About Audit Agents
An Audit Agent is an endpoint-side worker that audits a computer from the device itself and sends audit results back to AlloyScan over outbound HTTPS.
Use Audit Agents for offsite computers, laptops, remote networks, and other devices that cannot be reached reliably by an in-network Audit Service.
Menu path
Admin Center > Site Settings > Tasks and services > Audit agents
You can also deploy agents from Network > Audit agents.
Scope
Audit Agents are managed per Site. An agent installed for one Site reports into that Site's inventory and does not cross over into other Sites on the same instance.

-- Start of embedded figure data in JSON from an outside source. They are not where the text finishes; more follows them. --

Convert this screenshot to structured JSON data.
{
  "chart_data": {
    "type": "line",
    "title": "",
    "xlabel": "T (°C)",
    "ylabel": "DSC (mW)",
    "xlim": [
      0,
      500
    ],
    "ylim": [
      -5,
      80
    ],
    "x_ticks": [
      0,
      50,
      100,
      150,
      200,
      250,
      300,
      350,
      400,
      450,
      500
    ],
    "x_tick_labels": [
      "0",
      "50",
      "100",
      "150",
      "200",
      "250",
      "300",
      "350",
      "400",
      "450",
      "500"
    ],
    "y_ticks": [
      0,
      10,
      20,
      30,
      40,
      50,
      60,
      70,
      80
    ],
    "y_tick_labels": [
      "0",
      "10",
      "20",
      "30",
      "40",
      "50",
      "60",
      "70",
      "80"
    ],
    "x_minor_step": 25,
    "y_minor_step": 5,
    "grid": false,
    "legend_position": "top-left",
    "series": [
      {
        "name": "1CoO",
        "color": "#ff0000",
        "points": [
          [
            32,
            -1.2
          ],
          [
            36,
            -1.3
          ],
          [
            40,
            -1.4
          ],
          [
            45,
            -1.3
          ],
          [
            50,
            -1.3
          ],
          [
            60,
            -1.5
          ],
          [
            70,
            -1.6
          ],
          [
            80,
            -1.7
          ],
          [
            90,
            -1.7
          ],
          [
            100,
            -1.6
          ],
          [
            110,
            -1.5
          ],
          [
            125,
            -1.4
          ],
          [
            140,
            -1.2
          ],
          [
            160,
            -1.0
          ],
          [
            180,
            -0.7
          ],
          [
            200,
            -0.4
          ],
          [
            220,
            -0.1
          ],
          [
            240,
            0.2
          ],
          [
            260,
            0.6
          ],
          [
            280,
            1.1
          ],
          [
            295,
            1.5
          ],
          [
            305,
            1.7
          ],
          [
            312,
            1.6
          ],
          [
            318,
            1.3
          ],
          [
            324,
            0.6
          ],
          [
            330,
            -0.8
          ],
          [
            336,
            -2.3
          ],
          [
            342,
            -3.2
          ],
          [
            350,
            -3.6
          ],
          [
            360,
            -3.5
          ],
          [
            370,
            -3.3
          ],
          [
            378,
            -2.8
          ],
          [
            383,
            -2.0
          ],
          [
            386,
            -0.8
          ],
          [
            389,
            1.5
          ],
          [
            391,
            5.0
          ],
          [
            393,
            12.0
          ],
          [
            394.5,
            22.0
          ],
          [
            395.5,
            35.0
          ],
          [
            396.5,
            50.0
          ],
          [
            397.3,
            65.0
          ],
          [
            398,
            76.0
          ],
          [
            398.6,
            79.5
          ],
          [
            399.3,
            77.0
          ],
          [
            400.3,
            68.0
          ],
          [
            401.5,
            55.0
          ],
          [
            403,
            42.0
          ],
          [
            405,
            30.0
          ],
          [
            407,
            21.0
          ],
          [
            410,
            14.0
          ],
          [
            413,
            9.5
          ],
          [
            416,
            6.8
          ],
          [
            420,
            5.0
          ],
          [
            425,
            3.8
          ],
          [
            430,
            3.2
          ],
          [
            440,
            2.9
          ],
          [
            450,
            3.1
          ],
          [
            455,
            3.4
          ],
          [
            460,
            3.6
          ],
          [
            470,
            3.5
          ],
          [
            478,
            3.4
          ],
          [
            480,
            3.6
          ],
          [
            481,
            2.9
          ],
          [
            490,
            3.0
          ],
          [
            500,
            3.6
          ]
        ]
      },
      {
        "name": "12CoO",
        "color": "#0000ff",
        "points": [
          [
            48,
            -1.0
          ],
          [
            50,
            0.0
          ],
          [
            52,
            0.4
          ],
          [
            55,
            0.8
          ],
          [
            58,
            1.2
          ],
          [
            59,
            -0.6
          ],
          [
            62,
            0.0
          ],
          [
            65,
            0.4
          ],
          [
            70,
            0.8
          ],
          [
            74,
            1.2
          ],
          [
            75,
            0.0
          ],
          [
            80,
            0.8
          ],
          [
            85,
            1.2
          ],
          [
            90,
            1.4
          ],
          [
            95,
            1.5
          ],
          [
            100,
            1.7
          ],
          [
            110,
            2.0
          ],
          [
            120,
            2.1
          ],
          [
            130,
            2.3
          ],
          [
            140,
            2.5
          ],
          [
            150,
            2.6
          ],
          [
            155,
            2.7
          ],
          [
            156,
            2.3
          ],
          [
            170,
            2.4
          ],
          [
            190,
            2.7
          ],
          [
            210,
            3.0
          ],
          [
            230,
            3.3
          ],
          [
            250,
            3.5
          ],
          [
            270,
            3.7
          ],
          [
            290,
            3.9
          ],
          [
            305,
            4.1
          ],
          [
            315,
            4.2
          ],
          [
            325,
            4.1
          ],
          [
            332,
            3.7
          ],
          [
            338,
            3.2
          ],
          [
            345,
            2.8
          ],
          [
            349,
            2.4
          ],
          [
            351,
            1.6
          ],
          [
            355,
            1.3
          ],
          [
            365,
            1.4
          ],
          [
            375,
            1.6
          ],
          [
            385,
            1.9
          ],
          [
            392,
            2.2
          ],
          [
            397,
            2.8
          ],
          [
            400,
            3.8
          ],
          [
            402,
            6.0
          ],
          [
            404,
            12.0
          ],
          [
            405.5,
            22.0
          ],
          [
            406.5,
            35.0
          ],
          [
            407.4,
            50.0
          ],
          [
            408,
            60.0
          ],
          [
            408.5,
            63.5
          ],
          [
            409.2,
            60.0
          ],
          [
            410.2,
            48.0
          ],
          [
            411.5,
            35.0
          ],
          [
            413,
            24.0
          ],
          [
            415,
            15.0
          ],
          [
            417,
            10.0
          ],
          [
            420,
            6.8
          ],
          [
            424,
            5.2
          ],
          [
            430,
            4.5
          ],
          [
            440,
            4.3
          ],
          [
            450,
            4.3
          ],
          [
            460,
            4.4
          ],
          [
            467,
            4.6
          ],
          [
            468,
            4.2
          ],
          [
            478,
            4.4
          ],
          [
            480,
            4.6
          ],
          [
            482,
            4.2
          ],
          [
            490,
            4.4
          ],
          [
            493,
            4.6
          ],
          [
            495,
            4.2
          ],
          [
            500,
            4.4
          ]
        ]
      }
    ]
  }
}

What the Audit agents page is for
Use this page to:
- review registered Audit Agents for the current Site
- check whether agents are active or stale
- confirm agent version and last activity
- diagnose endpoints that have stopped reporting
- understand which computers are being audited by agent-based audit rather than agentless service audit
The deployment flow itself lives under Network > Audit agents, where users can download Windows, macOS, and Linux installation packages or copy download links.
Lifecycle
Audit Agents follow the same inactivity-cleanup model as Audit Services:
| State | Meaning |
|---|---|
| Active | The agent is installed and sends heartbeats. |
| Inactive | The agent has not sent a heartbeat within the configured inactivity period. |
| ScheduledForDeletion | The agent has been marked for deletion after inactivity or an admin action. |
| Deleted | The registration has been removed. |
If an agent comes online while scheduled for deletion, it self-uninstalls. If it stays offline until the expiration date, AlloyScan removes the server-side record.
The inactivity window is configured at Admin Center > Site Settings > Settings > Audit agent settings.
How Audit Agents differ from Audit Services
| Item | Audit Agent | Audit Service |
|---|---|---|
| Runs on | The audited endpoint | A Windows host inside the network |
| Audit model | Agent-based, push results to AlloyScan | Agentless, scan/audit reachable targets |
| Network requirement | Outbound HTTPS/443 from endpoint | Connectivity from service host to target devices |
| Typical use | Remote users, laptops, offsite computers | Internal networks, servers, SNMP, hypervisors, cloud segments |
Both methods produce Audit Snapshots and populate the same Inventory.